The search began for meats and dairy sourced within a 10-mile radius, most of which Robin found without much trouble, and with the added bonus of developing new friendships. One friend makes her a fresh weekly tub of goat chèvre. Another neighbor with a dairy cow provides her with contraband raw milk. The eternally frugal Robin even buys a $25 local, organic whole chicken, leading to a fascinating breakdown of just why and how a chicken should cost so much, even if Foster Farms has factory-farmed chicken selling for $10 a pop at the local industrial food mart.
“Food in our culture is unnaturally cheap,” explains Robin. “We pay the smallest percentage for food than almost any country in the world.

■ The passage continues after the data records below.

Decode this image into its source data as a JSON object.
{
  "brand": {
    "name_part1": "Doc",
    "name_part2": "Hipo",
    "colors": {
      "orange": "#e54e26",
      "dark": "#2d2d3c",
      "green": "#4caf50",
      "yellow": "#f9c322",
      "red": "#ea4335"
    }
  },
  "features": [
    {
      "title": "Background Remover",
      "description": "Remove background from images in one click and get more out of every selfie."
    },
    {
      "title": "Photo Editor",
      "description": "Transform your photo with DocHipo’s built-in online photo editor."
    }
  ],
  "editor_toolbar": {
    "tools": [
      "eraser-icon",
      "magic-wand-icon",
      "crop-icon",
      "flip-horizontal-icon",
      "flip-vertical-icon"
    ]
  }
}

In giving our power over to the industrial food system, we’ve lost a sense of food as a precious part of existence, she adds.
“If you are a revolutionary, you need to cook and you need to teach other people to cook,” says Robin, readily acknowledging how she chafed against domesticity for years and at the prospect of “spending my life in a blowsy kimono cooking eggs” for a husband and two children. In fact, when the publisher asked for recipes to be included in Blessing the Hands, she initially balked. “This isn’t about recipes,” Robin told the publisher. “This is about systems thinking and spiritual transformation.”
These days, she’s seen the light.
“Cooking takes back your power,” Robin says. “If you can grow and cook your own food, you are freer.” A prime place to begin, she says, is learning to cook with whole ingredients, following something she calls “OWL”: organic, whole and local. It’s a luxury not just for hippies and yuppies. “Learning to cook with whole foods can nourish your family, and on a budget,” she adds.
In the book, Robin breaks down the cost of making a grass-fed burger at home with a side of fries made from organic, local potatoes, in comparison to driving to the local fast food joint for the same meal. The almost negligible difference in price is surprising.
An abiding passion for food-shed transformation, food democracy and restoring the vitality and prosperity of regional food chains has become a driving force in Robin’s life—that and how eating and preparing food can bring people together, a process she called “relational eating.”
All of this, in addition to becoming part of the Whidbey Island food web, has helped Robin to conquer a long time “bag lady fear,” she says.
“This sense of belonging is not only nice for my heart and soul, but also, I don’t think I’m going to starve,” she says. “As I get older, people will take care of me. And I entered that social safety net through food.”
Vicki Robin appears at Friday, Jan. 17, at Copperfield’s Santa Rosa (775 Village Court, Montgomery Village, Santa Rosa; 7pm; free) and Saturday,
Jan. 18, at Copperfield’s San Rafael (850 Fourth St., San Rafael; 1pm; free).